Nott watches him carefully, and tonight of all nights he ducks from her scrutiny. She is the only person whom he always allows to see him, fully, for everything he is and is not, but not tonight. It is too dangerous; he cannot guess what might lie behind his eyes.

Trent Ikithon has not been sitting idly by for the last sixteen years. Neither have Astrid or Eodwulf, both certainly growing in strength while he was trapped in his mind in an asylum. He doesn’t know what they are capable of, so he doesn’t know what he is capable of if they manage to find him.

When they manage to find him. He strolled straight back into their grasp, through the doors of the throne room of the Dwendalian Empire.

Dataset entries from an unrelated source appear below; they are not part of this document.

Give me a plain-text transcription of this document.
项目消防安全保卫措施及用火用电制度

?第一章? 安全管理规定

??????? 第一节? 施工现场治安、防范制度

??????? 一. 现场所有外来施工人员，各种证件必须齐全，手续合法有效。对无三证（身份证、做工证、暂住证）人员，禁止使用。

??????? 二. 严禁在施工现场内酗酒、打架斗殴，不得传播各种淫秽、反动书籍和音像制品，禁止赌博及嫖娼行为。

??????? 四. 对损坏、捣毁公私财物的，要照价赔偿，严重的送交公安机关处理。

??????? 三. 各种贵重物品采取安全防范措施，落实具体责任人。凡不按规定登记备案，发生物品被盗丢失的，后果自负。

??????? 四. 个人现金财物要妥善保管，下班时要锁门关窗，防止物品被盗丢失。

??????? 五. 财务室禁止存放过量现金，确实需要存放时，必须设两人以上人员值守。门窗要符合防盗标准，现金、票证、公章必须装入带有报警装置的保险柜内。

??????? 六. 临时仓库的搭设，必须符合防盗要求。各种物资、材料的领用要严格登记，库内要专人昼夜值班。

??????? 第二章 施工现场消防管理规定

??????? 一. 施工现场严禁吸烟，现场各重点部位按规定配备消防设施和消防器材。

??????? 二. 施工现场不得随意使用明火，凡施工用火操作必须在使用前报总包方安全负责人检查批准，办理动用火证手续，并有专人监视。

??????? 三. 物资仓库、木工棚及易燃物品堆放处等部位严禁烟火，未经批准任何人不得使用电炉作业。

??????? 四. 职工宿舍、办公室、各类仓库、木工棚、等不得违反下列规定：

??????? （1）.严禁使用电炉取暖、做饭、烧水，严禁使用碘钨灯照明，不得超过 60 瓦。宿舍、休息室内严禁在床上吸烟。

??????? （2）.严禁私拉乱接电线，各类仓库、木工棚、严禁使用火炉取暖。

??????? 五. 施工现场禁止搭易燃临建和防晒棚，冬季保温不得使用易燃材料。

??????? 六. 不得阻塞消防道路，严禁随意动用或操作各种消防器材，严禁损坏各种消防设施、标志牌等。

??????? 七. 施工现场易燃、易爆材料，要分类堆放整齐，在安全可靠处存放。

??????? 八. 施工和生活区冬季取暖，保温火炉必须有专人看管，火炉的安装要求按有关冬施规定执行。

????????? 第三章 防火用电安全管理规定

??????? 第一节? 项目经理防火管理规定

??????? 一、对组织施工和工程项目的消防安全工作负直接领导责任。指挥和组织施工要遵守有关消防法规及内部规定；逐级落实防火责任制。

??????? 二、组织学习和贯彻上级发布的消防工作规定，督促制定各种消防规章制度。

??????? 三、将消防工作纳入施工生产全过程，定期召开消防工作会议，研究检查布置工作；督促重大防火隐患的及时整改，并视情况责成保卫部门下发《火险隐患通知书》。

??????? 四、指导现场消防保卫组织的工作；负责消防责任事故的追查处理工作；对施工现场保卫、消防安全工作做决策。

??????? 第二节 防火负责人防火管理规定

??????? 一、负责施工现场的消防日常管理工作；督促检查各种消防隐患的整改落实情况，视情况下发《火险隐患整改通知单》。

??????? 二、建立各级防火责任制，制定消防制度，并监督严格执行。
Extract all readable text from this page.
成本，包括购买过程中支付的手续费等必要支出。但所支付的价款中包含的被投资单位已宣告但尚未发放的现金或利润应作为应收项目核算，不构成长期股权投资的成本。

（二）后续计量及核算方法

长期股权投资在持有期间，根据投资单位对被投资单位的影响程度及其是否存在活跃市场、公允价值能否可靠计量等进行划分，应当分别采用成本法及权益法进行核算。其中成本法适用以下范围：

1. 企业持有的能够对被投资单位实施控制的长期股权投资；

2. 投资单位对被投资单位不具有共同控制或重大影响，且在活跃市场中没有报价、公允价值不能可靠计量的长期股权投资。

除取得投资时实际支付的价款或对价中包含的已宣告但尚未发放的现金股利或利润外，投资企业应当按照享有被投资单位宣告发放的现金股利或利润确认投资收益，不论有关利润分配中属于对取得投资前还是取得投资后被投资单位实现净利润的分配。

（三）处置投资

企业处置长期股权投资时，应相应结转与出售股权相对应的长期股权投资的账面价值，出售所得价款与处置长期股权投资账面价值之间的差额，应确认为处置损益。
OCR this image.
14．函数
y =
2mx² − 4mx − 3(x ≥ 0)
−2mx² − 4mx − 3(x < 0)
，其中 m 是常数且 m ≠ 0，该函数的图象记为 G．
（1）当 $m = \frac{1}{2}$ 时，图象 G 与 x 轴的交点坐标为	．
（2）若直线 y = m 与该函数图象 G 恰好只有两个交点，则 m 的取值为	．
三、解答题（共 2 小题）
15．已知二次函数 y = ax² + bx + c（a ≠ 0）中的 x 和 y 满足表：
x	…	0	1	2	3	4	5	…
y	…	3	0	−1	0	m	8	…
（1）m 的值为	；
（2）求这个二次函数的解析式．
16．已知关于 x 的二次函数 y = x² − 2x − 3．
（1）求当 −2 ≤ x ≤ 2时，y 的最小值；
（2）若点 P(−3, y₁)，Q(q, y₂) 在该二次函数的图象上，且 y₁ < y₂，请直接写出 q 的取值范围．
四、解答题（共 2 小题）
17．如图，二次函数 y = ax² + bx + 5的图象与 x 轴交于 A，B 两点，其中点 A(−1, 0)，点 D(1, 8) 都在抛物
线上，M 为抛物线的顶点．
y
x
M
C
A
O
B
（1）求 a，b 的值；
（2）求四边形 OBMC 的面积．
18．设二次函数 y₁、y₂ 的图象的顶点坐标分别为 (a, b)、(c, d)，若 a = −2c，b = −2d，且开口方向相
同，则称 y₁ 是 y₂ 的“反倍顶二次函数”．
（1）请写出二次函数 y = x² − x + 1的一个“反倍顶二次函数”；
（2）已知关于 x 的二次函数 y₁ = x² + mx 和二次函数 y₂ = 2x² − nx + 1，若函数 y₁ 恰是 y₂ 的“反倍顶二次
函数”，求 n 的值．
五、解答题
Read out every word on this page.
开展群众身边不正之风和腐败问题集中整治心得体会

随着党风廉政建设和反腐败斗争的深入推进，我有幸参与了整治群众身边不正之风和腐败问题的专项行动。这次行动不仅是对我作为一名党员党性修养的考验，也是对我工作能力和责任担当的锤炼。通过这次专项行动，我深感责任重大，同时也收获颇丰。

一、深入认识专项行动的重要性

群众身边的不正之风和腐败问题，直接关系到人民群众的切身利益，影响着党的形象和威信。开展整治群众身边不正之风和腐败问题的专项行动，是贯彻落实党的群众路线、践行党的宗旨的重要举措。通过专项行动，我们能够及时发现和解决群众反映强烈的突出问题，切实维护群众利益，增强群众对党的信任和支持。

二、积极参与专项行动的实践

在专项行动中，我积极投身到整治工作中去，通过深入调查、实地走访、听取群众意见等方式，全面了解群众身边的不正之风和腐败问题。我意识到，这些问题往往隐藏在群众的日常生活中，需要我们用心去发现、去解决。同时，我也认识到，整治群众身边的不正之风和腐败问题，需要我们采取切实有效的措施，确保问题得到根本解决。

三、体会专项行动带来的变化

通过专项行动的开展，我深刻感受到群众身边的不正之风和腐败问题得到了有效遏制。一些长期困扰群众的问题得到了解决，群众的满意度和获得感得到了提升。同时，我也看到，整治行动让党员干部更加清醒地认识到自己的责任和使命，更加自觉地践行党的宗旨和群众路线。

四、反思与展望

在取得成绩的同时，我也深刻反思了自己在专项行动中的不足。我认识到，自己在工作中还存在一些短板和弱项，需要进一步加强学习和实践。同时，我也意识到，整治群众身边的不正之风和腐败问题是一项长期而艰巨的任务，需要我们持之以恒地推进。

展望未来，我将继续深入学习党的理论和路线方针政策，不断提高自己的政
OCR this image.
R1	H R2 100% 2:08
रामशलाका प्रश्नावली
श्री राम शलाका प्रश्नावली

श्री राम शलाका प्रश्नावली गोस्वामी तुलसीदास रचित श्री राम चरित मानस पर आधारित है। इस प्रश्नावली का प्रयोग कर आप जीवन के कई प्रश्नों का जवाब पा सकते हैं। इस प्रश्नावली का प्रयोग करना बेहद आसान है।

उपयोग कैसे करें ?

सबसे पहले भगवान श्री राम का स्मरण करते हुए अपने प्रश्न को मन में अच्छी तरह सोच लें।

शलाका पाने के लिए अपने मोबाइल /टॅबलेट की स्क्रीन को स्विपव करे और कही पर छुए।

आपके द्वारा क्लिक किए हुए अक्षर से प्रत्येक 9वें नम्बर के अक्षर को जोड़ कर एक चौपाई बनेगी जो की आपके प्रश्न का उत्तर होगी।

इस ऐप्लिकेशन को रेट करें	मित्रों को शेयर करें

After all of the running he has done, he handed himself over to them. It is this that terrifies him; he should’ve fought tooth and nail to escape the awareness of the Righteous Brand today, and yet he stayed after the fight, shuffled to the pyre of his own volition.

He’s fought so long; perhaps he has no fight left to give.

He shivers, and Nott takes his hand gently, comically large, as always, in her own. “I promise that if it comes to it, I will kill you,” she says softly. “But only if it comes to it, and not without trying our best to save you first.”

He won’t drag her further over the line than this, he knows. It is the bargain he has struck with her, after all. It is only fair.

“Then, Nott the Brave,” he says, and the shaking breath precedes calm, steady hands. “If we can stop this war, and it does not come to that, will you help me burn the heart from the Cerberus Assembly?”

“What about Astrid?” she asks. “And your other friend…”

“Eodwulf,” he offers, and the name is unpracticed and rusty on his tongue. “I think they are beyond saving, Nott. Remember that they have murdered their own families, as I have, and they continued on with their lives.” When she doesn’t answer, he lets his eyes close, and the images of his nightmares flash behind his eyes. “They are monsters. I was a monster, once. And I could not recognize it until it was far too late.” Without the vulnerability of the world in front of his eyes, he pushes his hair behind his ears. “Perhaps I am still a monster. It is in my nature, for having not seen that before.”

“Caleb, you were a child,” she reminds him, and he can feel the tears prickling at his eyes. “The people teaching you are the only ones responsible for leading you to believe that wasn’t wrong.”

He cannot open his eyes now, cannot unleash the floodgates, but it doesn’t matter; Nott wraps her arms around his slim shoulders and pulls him into her shoulder, and the tears begin to flow, traitorous.

“You learned better all on your own,” she says, as he sobs into her sweater. “You don’t need to prove it again and again to feel like you’re worthy of forgiveness.”

The words ring hollow in his ears—he still cannot accept the redemption that she offers to him, but for the moment, perhaps he can allow her to hold it out in front of him, that he may one day take it.